A cela s'ajoute le cerveau reptilien qui, en cas de peur, prend le relais de notre intelligence. « Le phénomène est très mécanique, reprend Régis Dubois. Quand quelqu'un a peur, il devient tout blanc et n'est plus en état d'analyser correctement la situation. Cela joue aussi avec la violence. Actuellement, j'analyse ce que vous me dites, je vous parle avec mon cortex cérébral. Mais si l'on doit en venir aux mains, mon rythme cardiaque va s'accélérer, je ne serai plus alimenté normalement en oxygène, mon sang va descendre dans les bras et les jambes, pour cogner et courir ».

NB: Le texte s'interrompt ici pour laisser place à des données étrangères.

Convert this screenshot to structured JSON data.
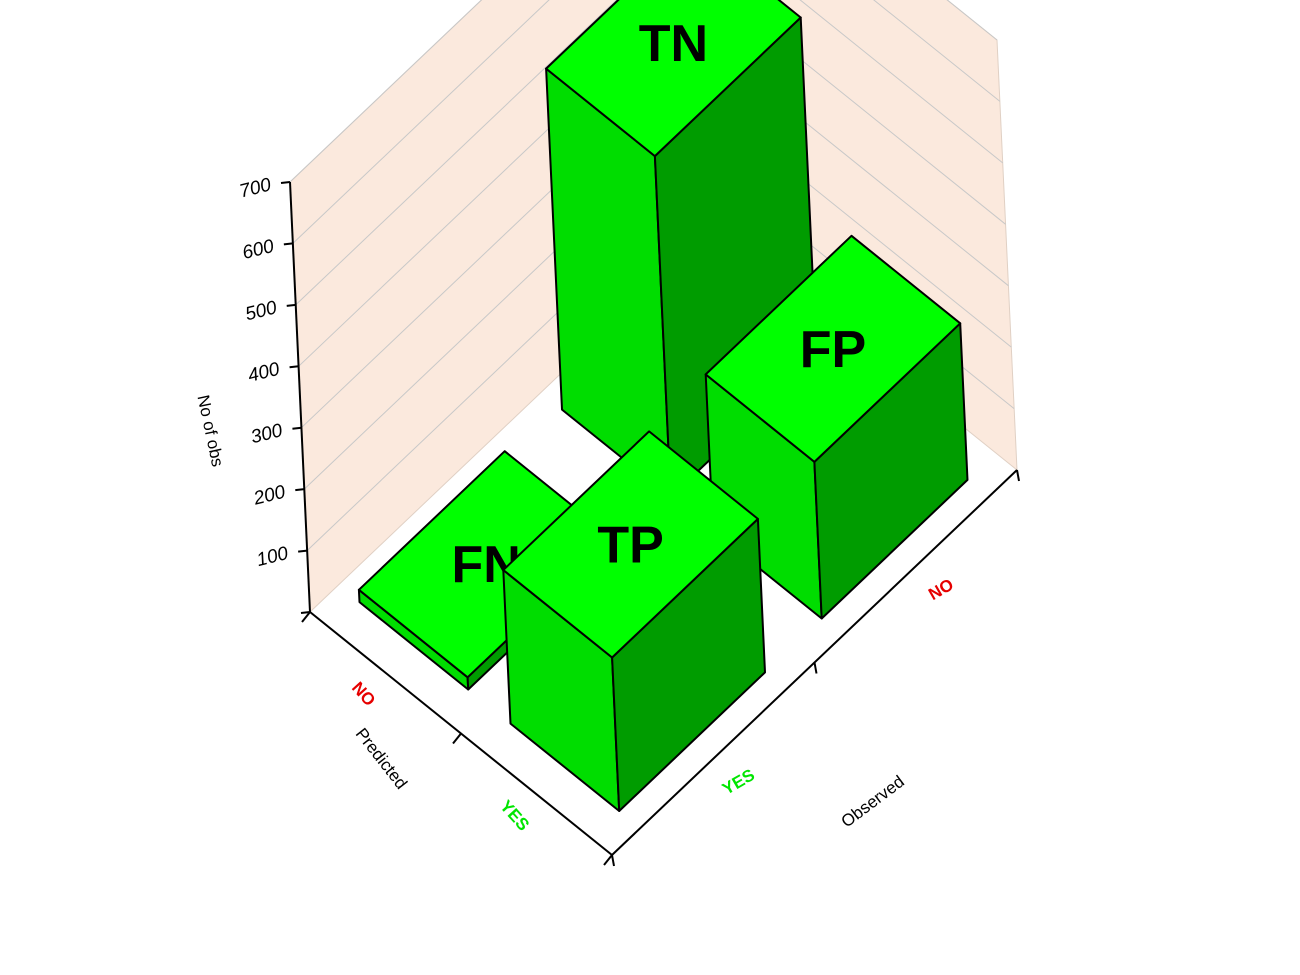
{
  "chart_data": {
    "type": "bar3d",
    "zlabel": "No of obs",
    "xlabel": "Predicted",
    "ylabel": "Observed",
    "zticks": [
      100,
      200,
      300,
      400,
      500,
      600,
      700
    ],
    "zlim": [
      0,
      700
    ],
    "predicted_categories": [
      {
        "label": "NO",
        "color": "#e60000"
      },
      {
        "label": "YES",
        "color": "#00e600"
      }
    ],
    "observed_categories": [
      {
        "label": "YES",
        "color": "#00e600"
      },
      {
        "label": "NO",
        "color": "#e60000"
      }
    ],
    "bars": [
      {
        "name": "TN",
        "predicted": "NO",
        "observed": "NO",
        "value": 555
      },
      {
        "name": "FP",
        "predicted": "YES",
        "observed": "NO",
        "value": 255
      },
      {
        "name": "FN",
        "predicted": "NO",
        "observed": "YES",
        "value": 20
      },
      {
        "name": "TP",
        "predicted": "YES",
        "observed": "YES",
        "value": 250
      }
    ],
    "colors": {
      "top": "#00ff00",
      "left": "#00dd00",
      "right": "#009c00",
      "wall": "#fbe9dd"
    }
  }
}
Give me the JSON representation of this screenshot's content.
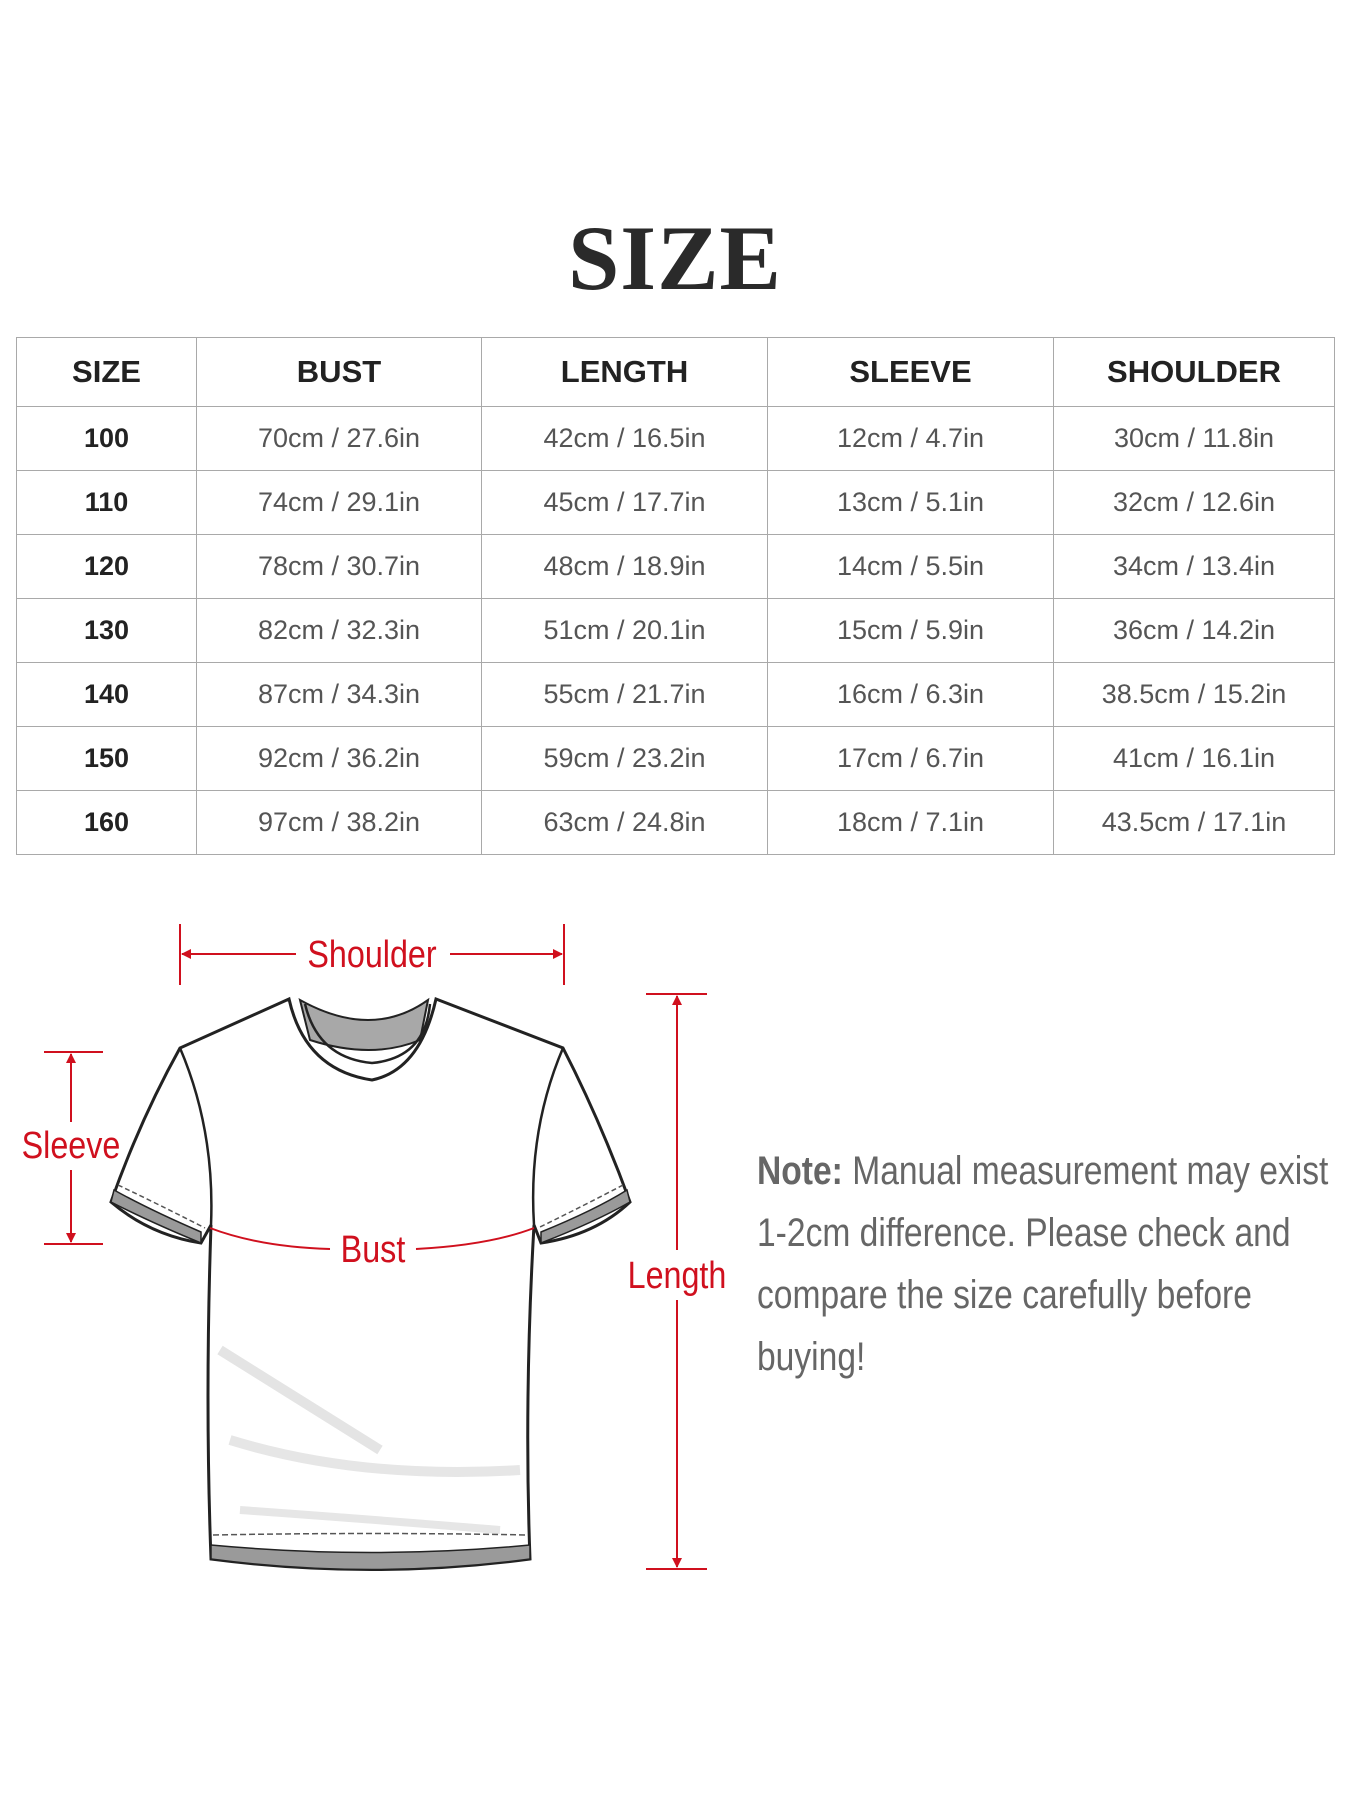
{
  "title": "SIZE",
  "table": {
    "headers": [
      "SIZE",
      "BUST",
      "LENGTH",
      "SLEEVE",
      "SHOULDER"
    ],
    "rows": [
      [
        "100",
        "70cm / 27.6in",
        "42cm / 16.5in",
        "12cm / 4.7in",
        "30cm / 11.8in"
      ],
      [
        "110",
        "74cm / 29.1in",
        "45cm / 17.7in",
        "13cm / 5.1in",
        "32cm / 12.6in"
      ],
      [
        "120",
        "78cm / 30.7in",
        "48cm / 18.9in",
        "14cm / 5.5in",
        "34cm / 13.4in"
      ],
      [
        "130",
        "82cm / 32.3in",
        "51cm / 20.1in",
        "15cm / 5.9in",
        "36cm / 14.2in"
      ],
      [
        "140",
        "87cm / 34.3in",
        "55cm / 21.7in",
        "16cm / 6.3in",
        "38.5cm / 15.2in"
      ],
      [
        "150",
        "92cm / 36.2in",
        "59cm / 23.2in",
        "17cm / 6.7in",
        "41cm / 16.1in"
      ],
      [
        "160",
        "97cm / 38.2in",
        "63cm / 24.8in",
        "18cm / 7.1in",
        "43.5cm / 17.1in"
      ]
    ]
  },
  "diagram": {
    "labels": {
      "shoulder": "Shoulder",
      "sleeve": "Sleeve",
      "bust": "Bust",
      "length": "Length"
    },
    "measure_color": "#d0101e",
    "icon": "t-shirt-outline"
  },
  "note": {
    "label": "Note:",
    "text": " Manual measurement may exist 1-2cm difference. Please check and compare the size carefully before buying!"
  }
}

Quand le cerveau reptilien prend le relais, notre discernement fonctionne mal mais par contre nous gardons les réflexes acquis. D’où l’intérêt de s’entraîner, de créer plusieurs fois une même situation pour acquérir des gestes automatisés. Dans le métier, on appelle cela créer un arc réflexe. Un arc que les employés exposés doivent, avec quelques formations courtes, apprendre à bien tendre...

 

Didier San Martin

La prochaine édition du Forum de l’expérience client sera la 10ème, se tiendra à la Baule. Les organisateurs prévoient quelques surprises, mais pas du type à nécessiter le recours à Régis et ses compères.